Monday, May 25, 2009

Lest we forget: A WWII Bataan survivor's sketches


The current generation has vaguely heard there was something called World War II and most of them probably can't tell you what decade it was fought in, much less anything about it, like the Bataan Death March in the Philippines, where thousands of U.S. and Allied soldiers died. One of the survivors was an Army private named Ben Steele, whose story is told today in The New York Times.
IN the fall of 1940, Ben Steele, a 22-year-old Montana ranch hand, enlisted in the Army Air Corps at the prodding of his mother. A year later, his unit, the 19th Bombardment Group, was shipped to Clark Field in the Philippines, part of an unsuccessful American effort to deter Japanese aggression in the Pacific. (Soon after Private Steele arrived, the Japanese attacked Pearl Harbor and then the Philippines.)

Private Steele then took part in the first major land battle for America in World War II, the battle for the peninsula of Bataan in the Philippine Islands — a 99-day fight that ended on April 9, 1942, in the surrender of more than 76,000 men under American command, the worst defeat in United States military history.

Afterward, the Japanese set their sick and starving American and Filipino captives on a 66-mile walk under a broiling sun to prison camp, an infamous trek now known as the Bataan Death March.

Early in his three years of captivity, Private Steele, crippled by malaria, jaundice, blood poisoning and beriberi, became an invalid in a prisoner-of-war hospital in Manila.
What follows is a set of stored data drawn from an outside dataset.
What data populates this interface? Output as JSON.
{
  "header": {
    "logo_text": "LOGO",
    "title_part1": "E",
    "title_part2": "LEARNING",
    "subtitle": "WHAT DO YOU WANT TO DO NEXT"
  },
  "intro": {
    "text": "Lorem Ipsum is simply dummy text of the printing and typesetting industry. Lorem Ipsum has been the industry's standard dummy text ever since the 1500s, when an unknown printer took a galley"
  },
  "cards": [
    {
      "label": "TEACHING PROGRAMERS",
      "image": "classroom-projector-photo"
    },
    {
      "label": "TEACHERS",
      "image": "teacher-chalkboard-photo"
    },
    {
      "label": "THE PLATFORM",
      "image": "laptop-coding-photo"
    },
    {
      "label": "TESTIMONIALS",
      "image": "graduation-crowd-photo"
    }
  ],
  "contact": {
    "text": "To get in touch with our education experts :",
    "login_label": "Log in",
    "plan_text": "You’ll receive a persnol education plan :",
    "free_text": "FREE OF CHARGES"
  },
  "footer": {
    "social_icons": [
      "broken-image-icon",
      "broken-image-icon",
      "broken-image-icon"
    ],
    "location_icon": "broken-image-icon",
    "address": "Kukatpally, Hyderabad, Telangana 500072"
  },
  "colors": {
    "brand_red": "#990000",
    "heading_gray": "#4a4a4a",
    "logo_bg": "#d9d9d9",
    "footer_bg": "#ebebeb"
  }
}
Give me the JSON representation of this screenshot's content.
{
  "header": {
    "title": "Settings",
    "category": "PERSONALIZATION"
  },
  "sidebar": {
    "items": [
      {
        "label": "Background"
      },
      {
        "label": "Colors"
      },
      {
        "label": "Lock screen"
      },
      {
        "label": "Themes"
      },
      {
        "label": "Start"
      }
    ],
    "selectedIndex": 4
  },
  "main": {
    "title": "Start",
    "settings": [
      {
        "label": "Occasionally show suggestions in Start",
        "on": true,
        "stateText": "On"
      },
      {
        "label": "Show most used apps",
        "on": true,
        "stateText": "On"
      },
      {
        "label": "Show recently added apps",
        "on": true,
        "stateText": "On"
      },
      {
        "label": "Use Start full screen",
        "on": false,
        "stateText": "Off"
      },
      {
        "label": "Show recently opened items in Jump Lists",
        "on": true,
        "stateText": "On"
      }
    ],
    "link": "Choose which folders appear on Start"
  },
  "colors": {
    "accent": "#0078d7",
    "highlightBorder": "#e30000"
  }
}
One day during his slow recovery, he pulled a burned stick from a cooking fire and started making scratches on the concrete floor. With some tutoring from a fellow prisoner who was an engineer, those scratches turned into sketches, and soon cellmates were scrounging paper and stubs of pencil for him.

When Navy P.O.W. doctors noticed Private Steele’s talent, they suggested that he secretly begin to document their experience. He made 50 such sketches, which an Army chaplain hid in the false bottom of a Mass kit. The chaplain was then shipped to a prison camp in Japan, and en route his vessel was sunk by American aircraft. Though the chaplain survived, Private Steele’s sketches ended up at the bottom of the South China Sea.

When he returned home to Montana after the war, Mr. Steele began to recreate and refine his early work, filling scores of sketchbooks. His aim, he says, has always been “to remember” — to remember the more than 10,000 American prisoners from the Philippines who died in Japanese captivity from April 1942 to August 1945.
God help us, here we are today making a big deal politically out of three, count 'em, only three terrorists who were directly involved in the terrorists attacks on America on 9/11, who had water poured on them until they thought they were drowning. Waterboarding my hindquarters! What the Japanese did in WWII to our troops makes waterboarding sound like a picnic.